The world gave me Kelly yesterday. Regardless of how much my body sensed that the time was right, my mind knew that the time was right and everything was flowing around me (nurses, doctors and my own attitude and synchronicity) that seemed to suggest that the time was right…there was always the potential that the Universe would say no – it always, always has at every single juncture before. More than that, there has always been a resistance, if not to eating full stop then at least to eating in the way I wanted to (usually manifesting in me wanting to eat in a ridiculous way i.e. chillies – regurgitations, vinegars etc. etc.).
Yesterday my life held Kelly. The voice of officialdom as far as nutrition is concerned and amazingly, sensationally and truly heart-warmingly and encouragingly the world, in the form of a dietician (who we may disagree with and devalue but is ultimately this world’s manifestation of authority) sanctioned not only eating but the way I had sense I wanted to eat – MY WAY…

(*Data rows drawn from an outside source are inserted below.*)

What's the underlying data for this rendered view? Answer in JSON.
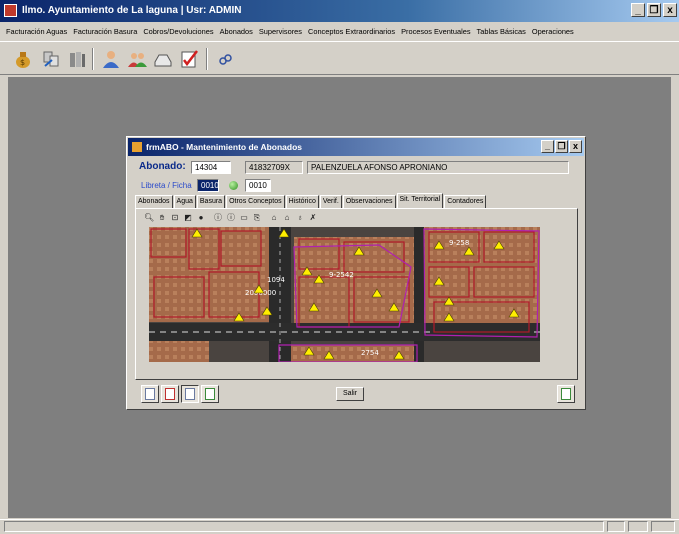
{
  "app": {
    "title": "Ilmo. Ayuntamiento de La laguna | Usr: ADMIN",
    "window_buttons": [
      "_",
      "❐",
      "x"
    ]
  },
  "menu": [
    "Facturación Aguas",
    "Facturación Basura",
    "Cobros/Devoluciones",
    "Abonados",
    "Supervisores",
    "Conceptos Extraordinarios",
    "Procesos Eventuales",
    "Tablas Básicas",
    "Operaciones"
  ],
  "toolbar_icons": [
    "money-bag-icon",
    "transfer-icon",
    "books-icon",
    "user-icon",
    "users-icon",
    "tray-icon",
    "checklist-icon",
    "keys-icon"
  ],
  "dialog": {
    "title": "frmABO - Mantenimiento de Abonados",
    "abonado_label": "Abonado:",
    "abonado_id": "14304",
    "nif": "41832709X",
    "name": "PALENZUELA AFONSO APRONIANO",
    "libreta_label": "Libreta / Ficha",
    "libreta_value": "0010",
    "ficha_value": "0010",
    "tabs": [
      "Abonados",
      "Agua",
      "Basura",
      "Otros Conceptos",
      "Histórico",
      "Verif.",
      "Observaciones",
      "Sit. Territorial",
      "Contadores"
    ],
    "active_tab": "Sit. Territorial",
    "salir_label": "Salir"
  },
  "map": {
    "labels": [
      "1094",
      "2000000",
      "9-2542",
      "2754",
      "9-258"
    ]
  },
  "colors": {
    "titlebar_start": "#0a246a",
    "titlebar_end": "#a6caf0",
    "mdi_background": "#7f7f7f",
    "window_face": "#d4d0c8",
    "parcel_border": "#b01a2a",
    "marker": "#ffee00"
  }
}
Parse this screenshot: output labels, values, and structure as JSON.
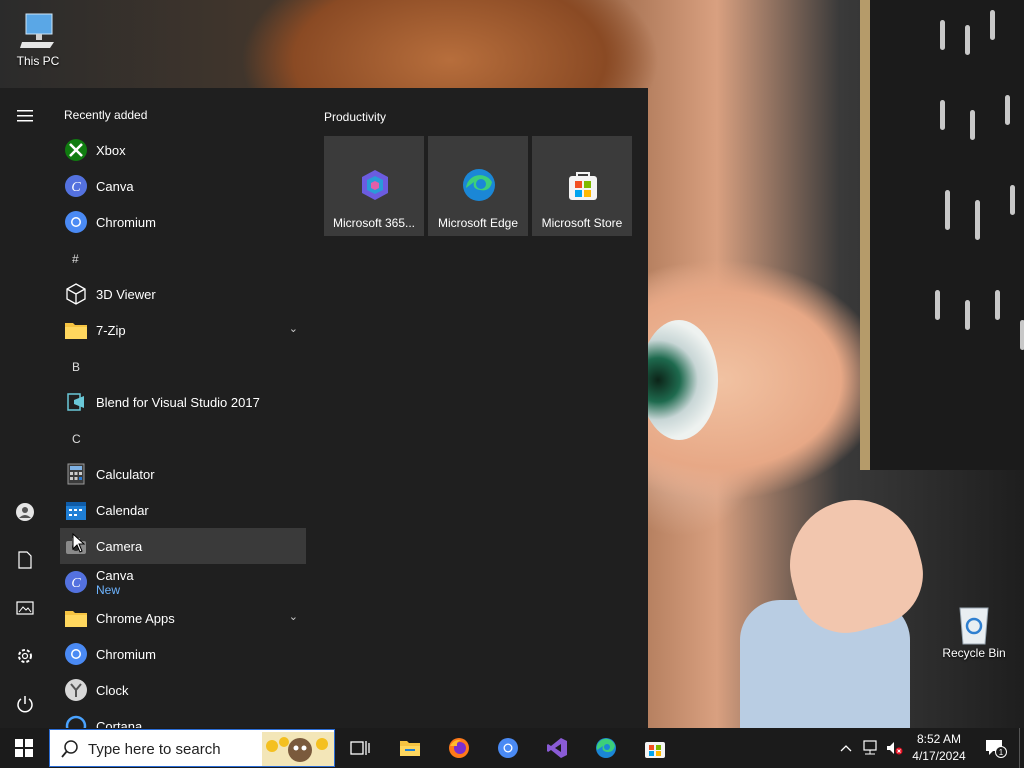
{
  "desktop": {
    "icons": [
      {
        "label": "This PC"
      },
      {
        "label": "Recycle Bin"
      }
    ]
  },
  "start_menu": {
    "rail": {
      "items": [
        "menu-icon",
        "user-icon",
        "documents-icon",
        "pictures-icon",
        "settings-icon",
        "power-icon"
      ]
    },
    "list": {
      "section_title": "Recently added",
      "items": [
        {
          "label": "Xbox",
          "icon": "xbox-icon"
        },
        {
          "label": "Canva",
          "icon": "canva-icon"
        },
        {
          "label": "Chromium",
          "icon": "chromium-icon"
        },
        {
          "letter": "#"
        },
        {
          "label": "3D Viewer",
          "icon": "cube-icon"
        },
        {
          "label": "7-Zip",
          "icon": "folder-icon",
          "expandable": true
        },
        {
          "letter": "B"
        },
        {
          "label": "Blend for Visual Studio 2017",
          "icon": "blend-icon"
        },
        {
          "letter": "C"
        },
        {
          "label": "Calculator",
          "icon": "calculator-icon"
        },
        {
          "label": "Calendar",
          "icon": "calendar-icon"
        },
        {
          "label": "Camera",
          "icon": "camera-icon",
          "highlighted": true
        },
        {
          "label": "Canva",
          "sub": "New",
          "icon": "canva-icon"
        },
        {
          "label": "Chrome Apps",
          "icon": "folder-icon",
          "expandable": true
        },
        {
          "label": "Chromium",
          "icon": "chromium-icon"
        },
        {
          "label": "Clock",
          "icon": "clock-icon"
        },
        {
          "label": "Cortana",
          "icon": "cortana-icon"
        }
      ]
    },
    "tiles": {
      "group_title": "Productivity",
      "items": [
        {
          "label": "Microsoft 365...",
          "icon": "m365-icon"
        },
        {
          "label": "Microsoft Edge",
          "icon": "edge-icon"
        },
        {
          "label": "Microsoft Store",
          "icon": "store-icon"
        }
      ]
    }
  },
  "taskbar": {
    "search_placeholder": "Type here to search",
    "pinned": [
      "task-view-icon",
      "file-explorer-icon",
      "firefox-icon",
      "chromium-icon",
      "visual-studio-icon",
      "edge-icon",
      "store-icon"
    ],
    "clock": {
      "time": "8:52 AM",
      "date": "4/17/2024"
    },
    "notification_count": "1"
  },
  "colors": {
    "start_bg": "#1f1f1f",
    "tile_bg": "#3b3b3b",
    "highlight": "#3a3a3a",
    "accent_new": "#6db4ff",
    "taskbar_bg": "#1b1b1b"
  }
}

I could almost cry within the beauty of what that means about the status of my life and my health at the moment. Knowing the Universe made it easy for me to be correct in my sense of approach yesterday I felt truly valued and acknowledged in all the work I had put into the last few days and weeks, months and years. The planning (meticulous) paid off and I was given the green light to build, using my intelligence coupled with my body and their combined strengths and attunement (hard-won and now incredibly prized and treasured) to guide me to health for the first time in my life…and the world said OK – go for it. That’s why it was a big, big day.